L’âme du violon, Marie Charvet : MAGNIFIQUE

l'âme du violon de Marie Charvet

©Karine Fléjo photographie

Du 17ème siècle à nos jours, de l’Italie à la France en passant par les Etats-Unis, Marie Charvet nous offre un roman choral absolument magnifique, envoûtant, humain : le destin de quatre personnages terriblement attachants, liés les uns aux autres par un violon de maître.

De la lutherie à la mélomanie : quand la musique unit les êtres

Nous sommes au 17ème siècle en Lombardie. Giuseppe est un artisan hors pair. Il façonne des violons, les entretient, les accorde, les répare, pour le compte de son maître, le célèbre et colérique luthier Giovanni Maggini. Mais si Giovanni Maggini est davantage devenu un homme d‘affaires, un être attiré par le gain, Giuseppe est demeuré un artiste, un perfectionniste. Or la perfection exige du temps, quand l’argent, lui, court après.
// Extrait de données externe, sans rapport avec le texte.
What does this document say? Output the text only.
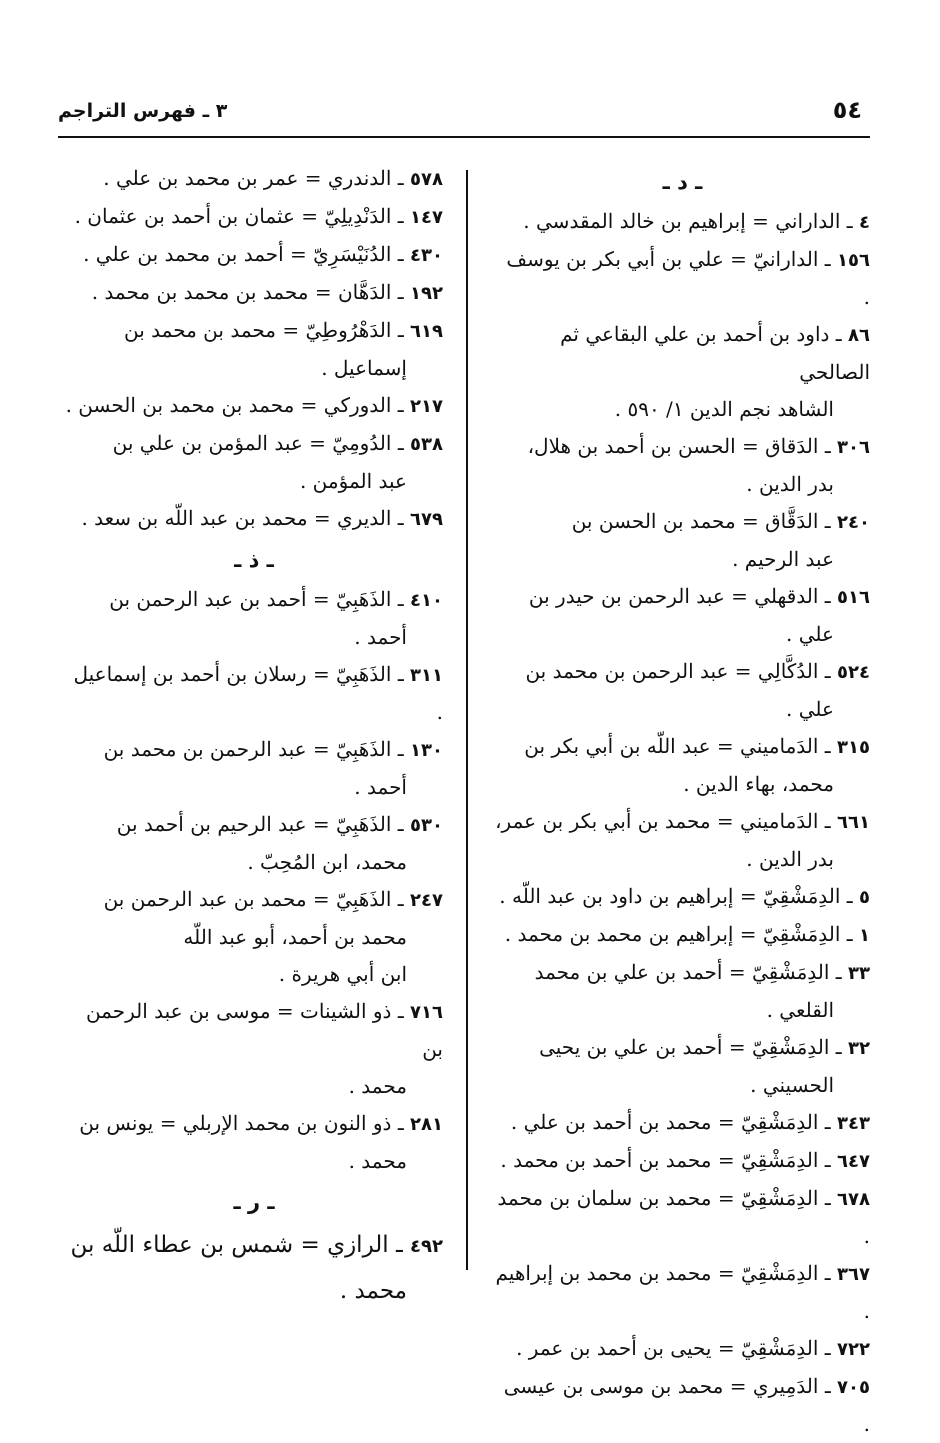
٥٤
٣ ـ فهرس التراجم
ـ د ـ
٤ ـ الداراني = إبراهيم بن خالد المقدسي .
١٥٦ ـ الدارانيّ = علي بن أبي بكر بن يوسف .
٨٦ ـ داود بن أحمد بن علي البقاعي ثم الصالحي
الشاهد نجم الدين ١/ ٥٩٠ .
٣٠٦ ـ الدَقاق = الحسن بن أحمد بن هلال،
بدر الدين .
٢٤٠ ـ الدَقَّاق = محمد بن الحسن بن
عبد الرحيم .
٥١٦ ـ الدقهلي = عبد الرحمن بن حيدر بن
علي .
٥٢٤ ـ الدُكَّالِي = عبد الرحمن بن محمد بن
علي .
٣١٥ ـ الدَماميني = عبد اللّه بن أبي بكر بن
محمد، بهاء الدين .
٦٦١ ـ الدَماميني = محمد بن أبي بكر بن عمر،
بدر الدين .
٥ ـ الدِمَشْقِيّ = إبراهيم بن داود بن عبد اللّه .
١ ـ الدِمَشْقِيّ = إبراهيم بن محمد بن محمد .
٣٣ ـ الدِمَشْقِيّ = أحمد بن علي بن محمد
القلعي .
٣٢ ـ الدِمَشْقِيّ = أحمد بن علي بن يحيى
الحسيني .
٣٤٣ ـ الدِمَشْقِيّ = محمد بن أحمد بن علي .
٦٤٧ ـ الدِمَشْقِيّ = محمد بن أحمد بن محمد .
٦٧٨ ـ الدِمَشْقِيّ = محمد بن سلمان بن محمد .
٣٦٧ ـ الدِمَشْقِيّ = محمد بن محمد بن إبراهيم .
٧٢٢ ـ الدِمَشْقِيّ = يحيى بن أحمد بن عمر .
٧٠٥ ـ الدَمِيري = محمد بن موسى بن عيسى .
٥٧٨ ـ الدندري = عمر بن محمد بن علي .
١٤٧ ـ الدَنْدِيلِيّ = عثمان بن أحمد بن عثمان .
٤٣٠ ـ الدُنَيْسَرِيّ = أحمد بن محمد بن علي .
١٩٢ ـ الدَهَّان = محمد بن محمد بن محمد .
٦١٩ ـ الدَهْرُوطِيّ = محمد بن محمد بن
إسماعيل .
٢١٧ ـ الدوركي = محمد بن محمد بن الحسن .
٥٣٨ ـ الدُومِيّ = عبد المؤمن بن علي بن
عبد المؤمن .
٦٧٩ ـ الديري = محمد بن عبد اللّه بن سعد .
ـ ذ ـ
٤١٠ ـ الذَهَبِيّ = أحمد بن عبد الرحمن بن
أحمد .
٣١١ ـ الذَهَبِيّ = رسلان بن أحمد بن إسماعيل .
١٣٠ ـ الذَهَبِيّ = عبد الرحمن بن محمد بن
أحمد .
٥٣٠ ـ الذَهَبِيّ = عبد الرحيم بن أحمد بن
محمد، ابن المُحِبّ .
٢٤٧ ـ الذَهَبِيّ = محمد بن عبد الرحمن بن
محمد بن أحمد، أبو عبد اللّه
ابن أبي هريرة .
٧١٦ ـ ذو الشينات = موسى بن عبد الرحمن بن
محمد .
٢٨١ ـ ذو النون بن محمد الإربلي = يونس بن
محمد .
ـ ر ـ
٤٩٢ ـ الرازي = شمس بن عطاء اللّه بن
محمد .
Des différences de points de vue qui ne sont pas sans créer de tensions entre les deux hommes. Jusqu’au drame qui mettra un terme prématuré à la carrière de Giuseppe et devra lui faire envisager de former un successeur. Heureusement, il y a Stefano, le neveu du maître, adopté par ce dernier à la mort de sa mère. Un petit ange aux boucles blondes, curieux, intrépide et à l’intelligence vive, pour lequel Giuseppe s’est pris d’une infinie affection. Tous deux passent en secret des heures ensemble à l’atelier. Stefano est désireux d’apprendre le métier et se révèle étonnamment doué pour la lutherie. Saura-t-il se montrer à la hauteur du savoir et de l’expérience que Giuseppe souhaite lui transmettre ? Parviendront-ils à réaliser un violon parfait ?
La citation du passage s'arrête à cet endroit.